Emergency-deployed troops, upon encountering Seris’s regular army head-on, were shattered after a single round of bombardment.
Each newly mobilized force, often before even departing, was bombed and surrounded by Seris’s advancing mechanized units.
Entire formations surrendered wholesale, accomplishing nothing—as if the Kingdom of Alesia were willingly delivering its soldiers into Seris’s hands.
Those lucky enough not to encounter the mechanized divisions were pinned down by the workers’ and peasants’ infantry, then swiftly crushed in pincer attacks when reinforcements arrived.
Although the workers’ and peasants’ army lacked some of the Seris regulars’ equipment, they had been allocated slower-moving tracked self-propelled howitzers.
Their heavy firepower was not far behind.
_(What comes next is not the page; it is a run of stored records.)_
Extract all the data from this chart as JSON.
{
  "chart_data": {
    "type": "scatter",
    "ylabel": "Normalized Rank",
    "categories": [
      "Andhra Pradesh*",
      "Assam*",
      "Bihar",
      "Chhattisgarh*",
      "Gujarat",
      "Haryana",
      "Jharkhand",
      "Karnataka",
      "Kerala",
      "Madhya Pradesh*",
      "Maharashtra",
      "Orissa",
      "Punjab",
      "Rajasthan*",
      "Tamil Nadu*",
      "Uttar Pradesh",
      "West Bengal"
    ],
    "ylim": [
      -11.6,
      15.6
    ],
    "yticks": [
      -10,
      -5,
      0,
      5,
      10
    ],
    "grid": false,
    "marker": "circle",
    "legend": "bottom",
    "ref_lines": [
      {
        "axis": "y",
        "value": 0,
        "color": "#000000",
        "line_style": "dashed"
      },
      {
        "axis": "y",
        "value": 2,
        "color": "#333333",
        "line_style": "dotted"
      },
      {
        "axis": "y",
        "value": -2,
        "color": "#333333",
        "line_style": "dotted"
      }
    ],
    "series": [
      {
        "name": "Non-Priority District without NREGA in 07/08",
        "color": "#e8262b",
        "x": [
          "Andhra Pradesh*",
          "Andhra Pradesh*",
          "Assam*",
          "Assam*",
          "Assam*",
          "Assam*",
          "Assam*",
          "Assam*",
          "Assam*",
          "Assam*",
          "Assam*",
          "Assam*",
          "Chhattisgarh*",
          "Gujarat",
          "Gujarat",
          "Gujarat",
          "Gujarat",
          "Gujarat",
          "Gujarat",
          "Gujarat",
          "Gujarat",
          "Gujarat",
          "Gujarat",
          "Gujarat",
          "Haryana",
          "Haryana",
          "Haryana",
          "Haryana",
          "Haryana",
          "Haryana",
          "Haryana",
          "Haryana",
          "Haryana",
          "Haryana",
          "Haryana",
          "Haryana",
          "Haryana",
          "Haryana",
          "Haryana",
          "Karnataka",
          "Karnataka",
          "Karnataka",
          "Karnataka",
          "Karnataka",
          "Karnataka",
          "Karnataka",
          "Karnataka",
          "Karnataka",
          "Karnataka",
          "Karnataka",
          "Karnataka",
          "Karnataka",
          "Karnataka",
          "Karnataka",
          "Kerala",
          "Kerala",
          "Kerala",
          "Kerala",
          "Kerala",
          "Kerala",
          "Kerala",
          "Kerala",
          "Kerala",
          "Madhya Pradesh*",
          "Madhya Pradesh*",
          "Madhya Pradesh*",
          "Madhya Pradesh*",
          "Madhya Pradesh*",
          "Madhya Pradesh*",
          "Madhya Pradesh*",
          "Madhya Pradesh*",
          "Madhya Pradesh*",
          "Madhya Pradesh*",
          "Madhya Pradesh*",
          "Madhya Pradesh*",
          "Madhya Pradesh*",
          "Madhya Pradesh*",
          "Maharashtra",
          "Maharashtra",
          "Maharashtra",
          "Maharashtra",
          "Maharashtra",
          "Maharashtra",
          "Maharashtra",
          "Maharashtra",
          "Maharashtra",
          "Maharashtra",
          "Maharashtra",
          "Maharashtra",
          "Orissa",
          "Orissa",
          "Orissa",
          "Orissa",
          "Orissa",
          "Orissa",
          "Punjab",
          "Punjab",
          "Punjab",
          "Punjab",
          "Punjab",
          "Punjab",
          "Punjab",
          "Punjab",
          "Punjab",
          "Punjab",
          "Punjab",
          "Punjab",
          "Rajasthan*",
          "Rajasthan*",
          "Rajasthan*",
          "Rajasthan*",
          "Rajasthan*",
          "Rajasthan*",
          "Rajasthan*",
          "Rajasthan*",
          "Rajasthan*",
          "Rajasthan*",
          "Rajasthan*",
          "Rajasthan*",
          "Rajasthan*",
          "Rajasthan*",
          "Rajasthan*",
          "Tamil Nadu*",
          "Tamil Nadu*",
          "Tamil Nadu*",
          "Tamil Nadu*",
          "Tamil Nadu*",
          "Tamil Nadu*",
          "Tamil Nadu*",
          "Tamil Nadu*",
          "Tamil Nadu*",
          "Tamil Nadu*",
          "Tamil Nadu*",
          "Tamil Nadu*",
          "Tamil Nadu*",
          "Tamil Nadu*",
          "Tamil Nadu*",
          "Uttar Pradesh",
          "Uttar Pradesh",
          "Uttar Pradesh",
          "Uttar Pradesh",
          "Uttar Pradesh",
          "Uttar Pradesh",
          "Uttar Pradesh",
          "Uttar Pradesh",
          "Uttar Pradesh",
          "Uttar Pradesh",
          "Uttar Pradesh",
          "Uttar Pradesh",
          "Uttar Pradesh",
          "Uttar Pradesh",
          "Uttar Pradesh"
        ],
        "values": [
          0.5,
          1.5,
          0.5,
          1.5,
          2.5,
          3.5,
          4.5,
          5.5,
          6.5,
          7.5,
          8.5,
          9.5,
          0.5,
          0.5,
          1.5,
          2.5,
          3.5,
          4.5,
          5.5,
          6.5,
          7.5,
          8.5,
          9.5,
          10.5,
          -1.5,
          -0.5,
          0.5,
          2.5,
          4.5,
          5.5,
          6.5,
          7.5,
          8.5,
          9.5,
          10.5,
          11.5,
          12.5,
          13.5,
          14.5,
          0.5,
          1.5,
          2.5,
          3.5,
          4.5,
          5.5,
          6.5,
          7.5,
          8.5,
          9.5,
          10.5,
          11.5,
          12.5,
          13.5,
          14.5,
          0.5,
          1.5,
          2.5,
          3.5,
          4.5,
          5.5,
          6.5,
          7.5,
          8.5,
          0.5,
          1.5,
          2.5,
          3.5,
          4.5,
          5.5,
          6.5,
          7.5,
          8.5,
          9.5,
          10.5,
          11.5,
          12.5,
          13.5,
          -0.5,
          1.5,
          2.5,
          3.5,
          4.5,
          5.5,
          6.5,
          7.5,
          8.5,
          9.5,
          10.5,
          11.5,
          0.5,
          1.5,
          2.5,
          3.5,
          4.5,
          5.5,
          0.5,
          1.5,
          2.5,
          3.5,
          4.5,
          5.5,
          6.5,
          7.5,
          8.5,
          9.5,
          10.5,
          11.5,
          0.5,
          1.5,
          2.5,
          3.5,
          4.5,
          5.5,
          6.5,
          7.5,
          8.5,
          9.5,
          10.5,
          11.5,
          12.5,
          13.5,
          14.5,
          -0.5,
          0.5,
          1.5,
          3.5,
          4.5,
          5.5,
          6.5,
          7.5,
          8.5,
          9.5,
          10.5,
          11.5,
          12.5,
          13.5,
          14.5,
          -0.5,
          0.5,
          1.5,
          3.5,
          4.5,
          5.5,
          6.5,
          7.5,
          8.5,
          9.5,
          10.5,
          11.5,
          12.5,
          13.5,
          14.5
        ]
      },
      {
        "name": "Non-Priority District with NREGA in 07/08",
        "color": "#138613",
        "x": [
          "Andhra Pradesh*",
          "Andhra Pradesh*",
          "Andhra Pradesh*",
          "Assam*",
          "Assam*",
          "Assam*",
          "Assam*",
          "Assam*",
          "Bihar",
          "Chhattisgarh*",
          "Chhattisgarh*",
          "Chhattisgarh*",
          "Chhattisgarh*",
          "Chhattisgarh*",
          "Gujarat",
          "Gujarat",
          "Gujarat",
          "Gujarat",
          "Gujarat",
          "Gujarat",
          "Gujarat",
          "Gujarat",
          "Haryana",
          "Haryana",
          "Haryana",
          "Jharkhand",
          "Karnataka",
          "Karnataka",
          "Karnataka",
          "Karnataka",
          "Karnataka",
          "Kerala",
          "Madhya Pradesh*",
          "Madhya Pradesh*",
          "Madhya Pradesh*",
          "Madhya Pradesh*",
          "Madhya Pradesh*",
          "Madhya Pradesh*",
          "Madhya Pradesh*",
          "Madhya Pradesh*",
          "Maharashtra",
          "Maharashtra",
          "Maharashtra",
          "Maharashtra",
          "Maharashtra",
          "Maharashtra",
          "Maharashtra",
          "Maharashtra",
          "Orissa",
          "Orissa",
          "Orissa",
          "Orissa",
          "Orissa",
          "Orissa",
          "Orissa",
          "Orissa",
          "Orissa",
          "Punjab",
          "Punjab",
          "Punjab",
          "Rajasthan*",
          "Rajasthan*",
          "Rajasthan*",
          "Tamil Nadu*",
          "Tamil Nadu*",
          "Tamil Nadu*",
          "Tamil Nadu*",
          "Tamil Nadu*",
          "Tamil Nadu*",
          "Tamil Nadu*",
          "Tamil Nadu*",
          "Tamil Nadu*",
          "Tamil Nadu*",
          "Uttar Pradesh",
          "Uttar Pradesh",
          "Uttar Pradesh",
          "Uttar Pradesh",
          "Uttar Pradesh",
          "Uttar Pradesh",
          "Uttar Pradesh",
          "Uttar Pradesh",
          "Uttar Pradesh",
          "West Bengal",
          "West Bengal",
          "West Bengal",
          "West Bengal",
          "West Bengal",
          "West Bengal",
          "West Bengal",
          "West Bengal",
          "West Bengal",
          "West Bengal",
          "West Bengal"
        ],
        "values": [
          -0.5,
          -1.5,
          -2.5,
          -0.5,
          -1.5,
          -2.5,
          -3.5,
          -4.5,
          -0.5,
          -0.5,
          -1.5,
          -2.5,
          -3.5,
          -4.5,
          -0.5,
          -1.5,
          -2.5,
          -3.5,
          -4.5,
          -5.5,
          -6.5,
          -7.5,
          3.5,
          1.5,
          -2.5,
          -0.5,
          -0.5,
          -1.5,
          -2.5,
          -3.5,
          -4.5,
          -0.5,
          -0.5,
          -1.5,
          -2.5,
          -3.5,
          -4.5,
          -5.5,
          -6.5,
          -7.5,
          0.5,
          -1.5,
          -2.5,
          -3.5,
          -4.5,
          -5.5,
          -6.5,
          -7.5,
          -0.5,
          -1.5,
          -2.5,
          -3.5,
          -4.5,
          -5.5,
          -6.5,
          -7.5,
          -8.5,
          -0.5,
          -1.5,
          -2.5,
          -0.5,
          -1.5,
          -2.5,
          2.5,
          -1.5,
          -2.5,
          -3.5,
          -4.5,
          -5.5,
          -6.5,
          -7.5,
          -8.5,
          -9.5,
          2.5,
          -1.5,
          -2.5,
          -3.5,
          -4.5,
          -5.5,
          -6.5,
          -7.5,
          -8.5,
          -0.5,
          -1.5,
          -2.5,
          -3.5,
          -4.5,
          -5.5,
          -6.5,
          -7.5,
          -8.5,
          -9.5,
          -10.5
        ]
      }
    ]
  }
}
Meanwhile, the kingdom’s muddy roads became a major obstacle to their own military movements—wagons and horses could barely move, and soldiers marched entirely on foot.
Wherever the workers’ and peasants’ army arrived, they immediately convened public trials, opened granaries, distributed land, and organized farmers’ associations—a triple strike that dismantled the kingdom’s grassroots governance completely.
Once a territory was lost, it was lost for good; deprived of their base among the common people, the nobles could no longer muster any effective resistance.
They couldn’t even negotiate peace with Seris before half of their kingdom had already fallen.
In less than two months of war, the Kingdom of Alesia had already found itself on the brink of destruction.